- Occupation: Minister to the Prime Minister's Office of Laos
- Years active: 2016–present
- Political party: Lao People's Revolutionary Party

= Souvanpheng Bouphanouvong =

Laotian politician

Souvanpheng Boupphanouvong is a Laotian politician. She is a member of the Lao People's Revolutionary Party. Dr. Boupphanouvong serves as Minister to the Prime Minister's Office of Laos and is a member of the National Green Growth Steering Committee since 2016.

== Education ==
Dr. Boupphanouvong attended university in Vietnam and holds masters degrees in Political Economics and Political Studies.

== Political Career ==
Dr. Boupphanouvong began her career as the director of the Lao Cotton State Enterprise of the Lao Women's Union in 1996. She later served as a representative in the National Assembly of Laos for 16 years, representing District 13 of Savannakhet Province. From 2011-2016, Boupphanouvong served as a chairperson of the Economics, Planning, and Finance Committee. In 2016, Boupphanouvong began in her role as Minister to the Prime Minister's Office. Also in 2016, she became a member of the National Green Growth Steering Committee, which is an effort by the government of Laos to improve the country's economic status while also minimizing environmental damage. Dr. Bouppanouvong additionally serves as a chairperson on the Citizen Engagement for Good Governance, Accountability, and the Rule of Law (CEGGA) project, which aims to increase citizen-state interaction between the Laotian citizens and government.

=== Environmental Activism ===
In 2018 Dr. Boupphanouvong visited the Nam Er-Phou Louey National Park Office, where she worked with the Wildlife Conservation Association, the Forestry Department of Laos, and other local authorities to discuss the relationship between Laos' environmental stewardship and economic growth.

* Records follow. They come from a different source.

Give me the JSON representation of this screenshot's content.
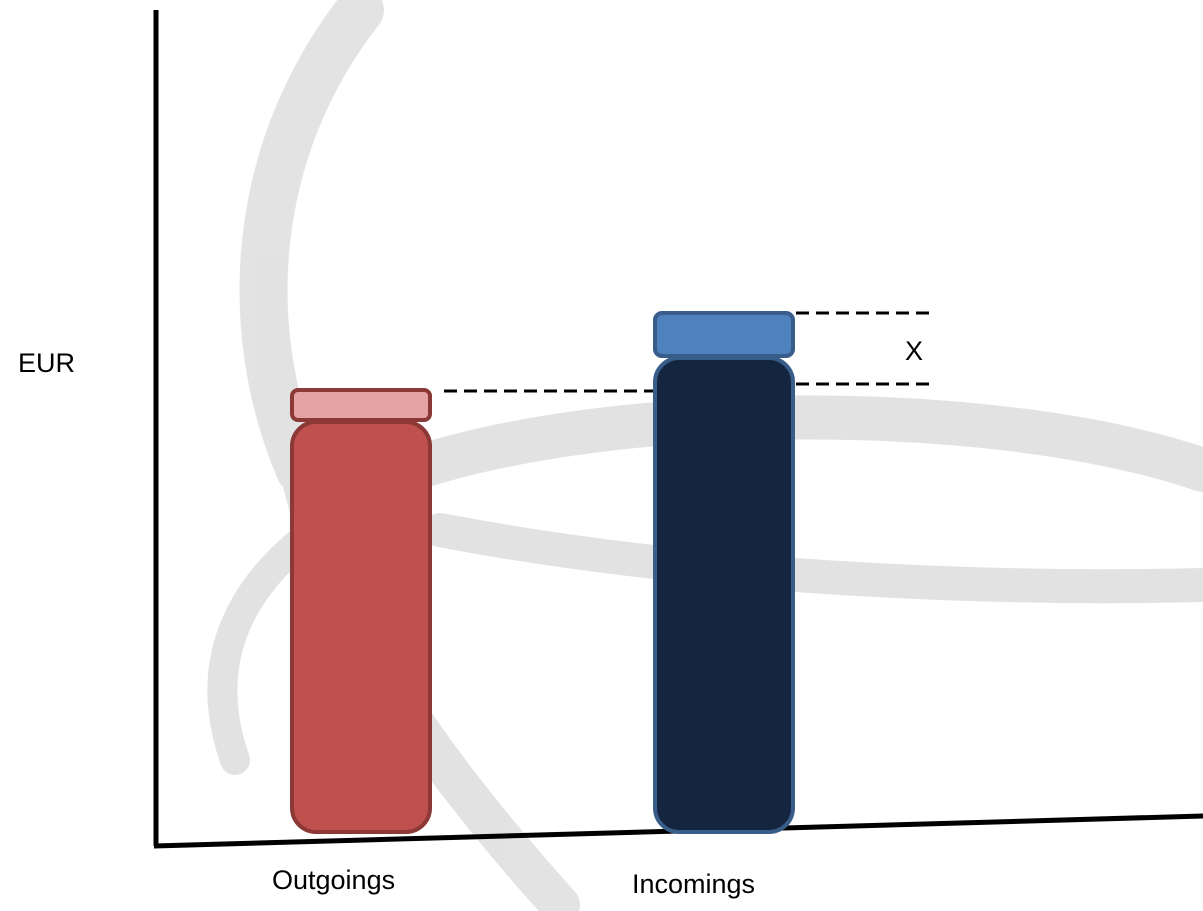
{
  "y_axis_label": "EUR",
  "difference_label": "X",
  "categories": [
    {
      "label": "Outgoings",
      "base_fill": "#c0504d",
      "base_stroke": "#8c3836",
      "cap_fill": "#e6a3a3",
      "cap_stroke": "#8c3836"
    },
    {
      "label": "Incomings",
      "base_fill": "#14253f",
      "base_stroke": "#385d8a",
      "cap_fill": "#4f81bd",
      "cap_stroke": "#385d8a"
    }
  ],
  "colors": {
    "axis": "#000000",
    "dashed_line": "#000000",
    "watermark": "#d9d9d9"
  }
}
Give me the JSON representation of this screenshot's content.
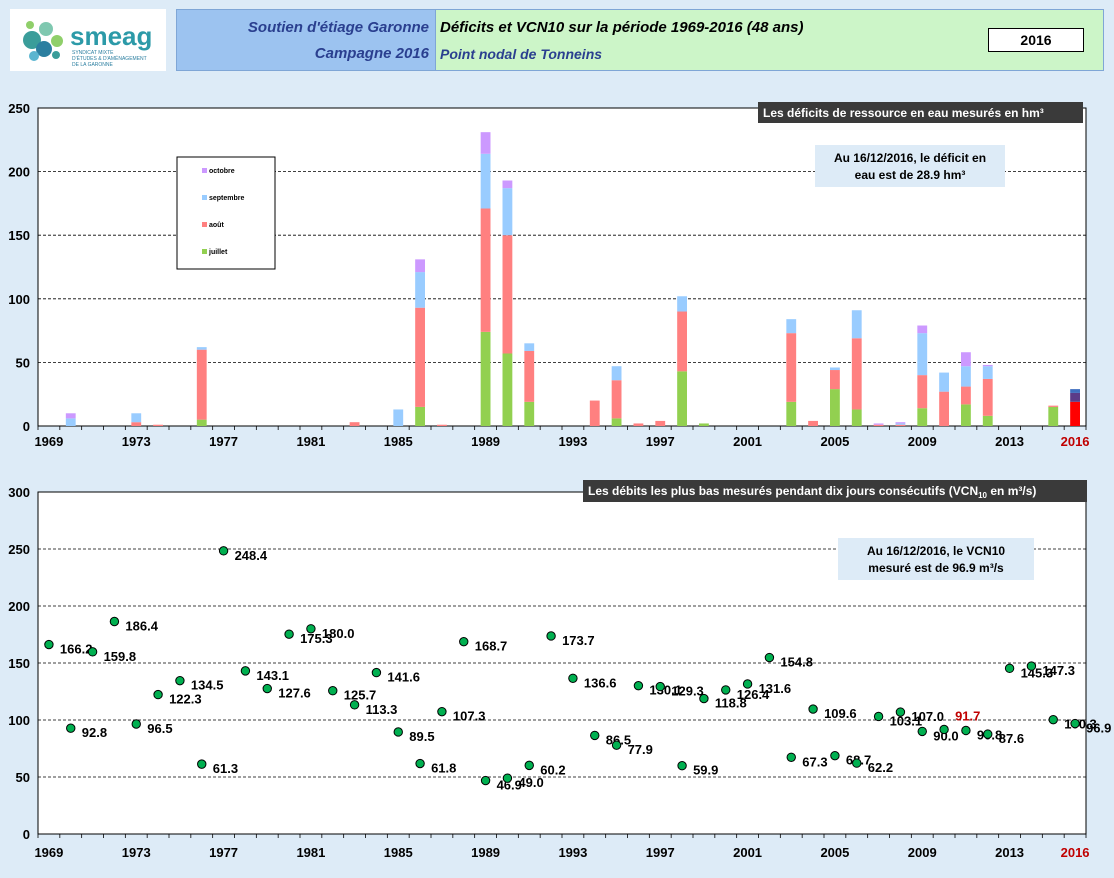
{
  "header": {
    "logo_text": "smeag",
    "logo_sub1": "SYNDICAT MIXTE",
    "logo_sub2": "D'ÉTUDES & D'AMÉNAGEMENT",
    "logo_sub3": "DE LA GARONNE",
    "left_line1": "Soutien d'étiage Garonne",
    "left_line2": "Campagne 2016",
    "right_line1": "Déficits et VCN10 sur la période 1969-2016 (48 ans)",
    "right_line2": "Point nodal de Tonneins",
    "year_box": "2016"
  },
  "colors": {
    "juillet": "#92d050",
    "aout": "#ff8080",
    "septembre": "#99ccff",
    "octobre": "#cc99ff",
    "juillet_2016": "#ff0000",
    "aout_2016": "#5b3c88",
    "septembre_2016": "#3f6fbf",
    "point": "#00b050",
    "highlight_label": "#c00000"
  },
  "chart_data": [
    {
      "type": "bar",
      "stacked": true,
      "title": "Les déficits de ressource  en eau mesurés en hm³",
      "annotation": "Au 16/12/2016, le déficit en eau est de 28.9 hm³",
      "ylim": [
        0,
        250
      ],
      "yticks": [
        "0",
        "50",
        "100",
        "150",
        "200",
        "250"
      ],
      "xticks": [
        "1969",
        "1973",
        "1977",
        "1981",
        "1985",
        "1989",
        "1993",
        "1997",
        "2001",
        "2005",
        "2009",
        "2013",
        "2016"
      ],
      "grid": true,
      "legend_position": "top-left",
      "legend": [
        "octobre",
        "septembre",
        "août",
        "juillet"
      ],
      "years": [
        1969,
        1970,
        1971,
        1972,
        1973,
        1974,
        1975,
        1976,
        1977,
        1978,
        1979,
        1980,
        1981,
        1982,
        1983,
        1984,
        1985,
        1986,
        1987,
        1988,
        1989,
        1990,
        1991,
        1992,
        1993,
        1994,
        1995,
        1996,
        1997,
        1998,
        1999,
        2000,
        2001,
        2002,
        2003,
        2004,
        2005,
        2006,
        2007,
        2008,
        2009,
        2010,
        2011,
        2012,
        2013,
        2014,
        2015,
        2016
      ],
      "series": [
        {
          "name": "juillet",
          "values": [
            0,
            0,
            0,
            0,
            0,
            0,
            0,
            5,
            0,
            0,
            0,
            0,
            0,
            0,
            0,
            0,
            0,
            15,
            0,
            0,
            74,
            57,
            19,
            0,
            0,
            0,
            6,
            0,
            0,
            43,
            2,
            0,
            0,
            0,
            19,
            0,
            29,
            13,
            0,
            0,
            14,
            0,
            17,
            8,
            0,
            0,
            15,
            19
          ]
        },
        {
          "name": "août",
          "values": [
            0,
            0,
            0,
            0,
            3,
            1,
            0,
            55,
            0,
            0,
            0,
            0,
            0,
            0,
            3,
            0,
            0,
            78,
            1,
            0,
            97,
            93,
            40,
            0,
            0,
            20,
            30,
            2,
            4,
            47,
            0,
            0,
            0,
            0,
            54,
            4,
            15,
            56,
            1,
            1,
            26,
            27,
            14,
            29,
            0,
            0,
            1,
            7
          ]
        },
        {
          "name": "septembre",
          "values": [
            0,
            6,
            0,
            0,
            7,
            0,
            0,
            2,
            0,
            0,
            0,
            0,
            0,
            0,
            0,
            0,
            13,
            28,
            0,
            0,
            43,
            37,
            6,
            0,
            0,
            0,
            11,
            0,
            0,
            12,
            0,
            0,
            0,
            0,
            11,
            0,
            2,
            22,
            0,
            1,
            33,
            15,
            16,
            10,
            0,
            0,
            0,
            3
          ]
        },
        {
          "name": "octobre",
          "values": [
            0,
            4,
            0,
            0,
            0,
            0,
            0,
            0,
            0,
            0,
            0,
            0,
            0,
            0,
            0,
            0,
            0,
            10,
            0,
            0,
            17,
            6,
            0,
            0,
            0,
            0,
            0,
            0,
            0,
            0,
            0,
            0,
            0,
            0,
            0,
            0,
            0,
            0,
            1,
            1,
            6,
            0,
            11,
            1,
            0,
            0,
            0,
            0
          ]
        }
      ]
    },
    {
      "type": "scatter",
      "title": "Les débits les plus bas mesurés pendant dix jours consécutifs  (VCN",
      "title_sub": "10",
      "title_end": " en m³/s)",
      "annotation": "Au 16/12/2016, le VCN10 mesuré est de 96.9 m³/s",
      "ylim": [
        0,
        300
      ],
      "yticks": [
        "0",
        "50",
        "100",
        "150",
        "200",
        "250",
        "300"
      ],
      "xticks": [
        "1969",
        "1973",
        "1977",
        "1981",
        "1985",
        "1989",
        "1993",
        "1997",
        "2001",
        "2005",
        "2009",
        "2013",
        "2016"
      ],
      "grid": true,
      "points": [
        {
          "x": 1969,
          "y": 166.2,
          "label": "166.2"
        },
        {
          "x": 1970,
          "y": 92.8,
          "label": "92.8"
        },
        {
          "x": 1971,
          "y": 159.8,
          "label": "159.8"
        },
        {
          "x": 1972,
          "y": 186.4,
          "label": "186.4"
        },
        {
          "x": 1973,
          "y": 96.5,
          "label": "96.5"
        },
        {
          "x": 1974,
          "y": 122.3,
          "label": "122.3"
        },
        {
          "x": 1975,
          "y": 134.5,
          "label": "134.5"
        },
        {
          "x": 1976,
          "y": 61.3,
          "label": "61.3"
        },
        {
          "x": 1977,
          "y": 248.4,
          "label": "248.4"
        },
        {
          "x": 1978,
          "y": 143.1,
          "label": "143.1"
        },
        {
          "x": 1979,
          "y": 127.6,
          "label": "127.6"
        },
        {
          "x": 1980,
          "y": 175.3,
          "label": "175.3"
        },
        {
          "x": 1981,
          "y": 180.0,
          "label": "180.0"
        },
        {
          "x": 1982,
          "y": 125.7,
          "label": "125.7"
        },
        {
          "x": 1983,
          "y": 113.3,
          "label": "113.3"
        },
        {
          "x": 1984,
          "y": 141.6,
          "label": "141.6"
        },
        {
          "x": 1985,
          "y": 89.5,
          "label": "89.5"
        },
        {
          "x": 1986,
          "y": 61.8,
          "label": "61.8"
        },
        {
          "x": 1987,
          "y": 107.3,
          "label": "107.3"
        },
        {
          "x": 1988,
          "y": 168.7,
          "label": "168.7"
        },
        {
          "x": 1989,
          "y": 46.9,
          "label": "46.9"
        },
        {
          "x": 1990,
          "y": 49.0,
          "label": "49.0"
        },
        {
          "x": 1991,
          "y": 60.2,
          "label": "60.2"
        },
        {
          "x": 1992,
          "y": 173.7,
          "label": "173.7"
        },
        {
          "x": 1993,
          "y": 136.6,
          "label": "136.6"
        },
        {
          "x": 1994,
          "y": 86.5,
          "label": "86.5"
        },
        {
          "x": 1995,
          "y": 77.9,
          "label": "77.9"
        },
        {
          "x": 1996,
          "y": 130.1,
          "label": "130.1"
        },
        {
          "x": 1997,
          "y": 129.3,
          "label": "129.3"
        },
        {
          "x": 1998,
          "y": 59.9,
          "label": "59.9"
        },
        {
          "x": 1999,
          "y": 118.8,
          "label": "118.8"
        },
        {
          "x": 2000,
          "y": 126.4,
          "label": "126.4"
        },
        {
          "x": 2001,
          "y": 131.6,
          "label": "131.6"
        },
        {
          "x": 2002,
          "y": 154.8,
          "label": "154.8"
        },
        {
          "x": 2003,
          "y": 67.3,
          "label": "67.3"
        },
        {
          "x": 2004,
          "y": 109.6,
          "label": "109.6"
        },
        {
          "x": 2005,
          "y": 68.7,
          "label": "68.7"
        },
        {
          "x": 2006,
          "y": 62.2,
          "label": "62.2"
        },
        {
          "x": 2007,
          "y": 103.1,
          "label": "103.1"
        },
        {
          "x": 2008,
          "y": 107.0,
          "label": "107.0"
        },
        {
          "x": 2009,
          "y": 90.0,
          "label": "90.0"
        },
        {
          "x": 2010,
          "y": 91.7,
          "label": "91.7"
        },
        {
          "x": 2011,
          "y": 90.8,
          "label": "90.8"
        },
        {
          "x": 2012,
          "y": 87.6,
          "label": "87.6"
        },
        {
          "x": 2013,
          "y": 145.3,
          "label": "145.3"
        },
        {
          "x": 2014,
          "y": 147.3,
          "label": "147.3"
        },
        {
          "x": 2015,
          "y": 100.3,
          "label": "100.3"
        },
        {
          "x": 2016,
          "y": 96.9,
          "label": "96.9"
        }
      ]
    }
  ]
}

Dr. Boupphanouvong participated in a 2019 World Bank panel titled, "Invest in Nature: Uncovering the Hidden Value of Biodiversity." She spoke alongside environmental scientist Sir Robert Watson, Dr. Helen Crowley of Kering, Argentinian Vice President of National Parks Emiliano Ezcura, National Development and Planning Minister for Zambia Alexander Chiteme, and Secretary of State for International Development in the UK Alok Sharma. At the panel, Boupphanouvong spoke about the importance of biodiversity in Lao nature-based tourism.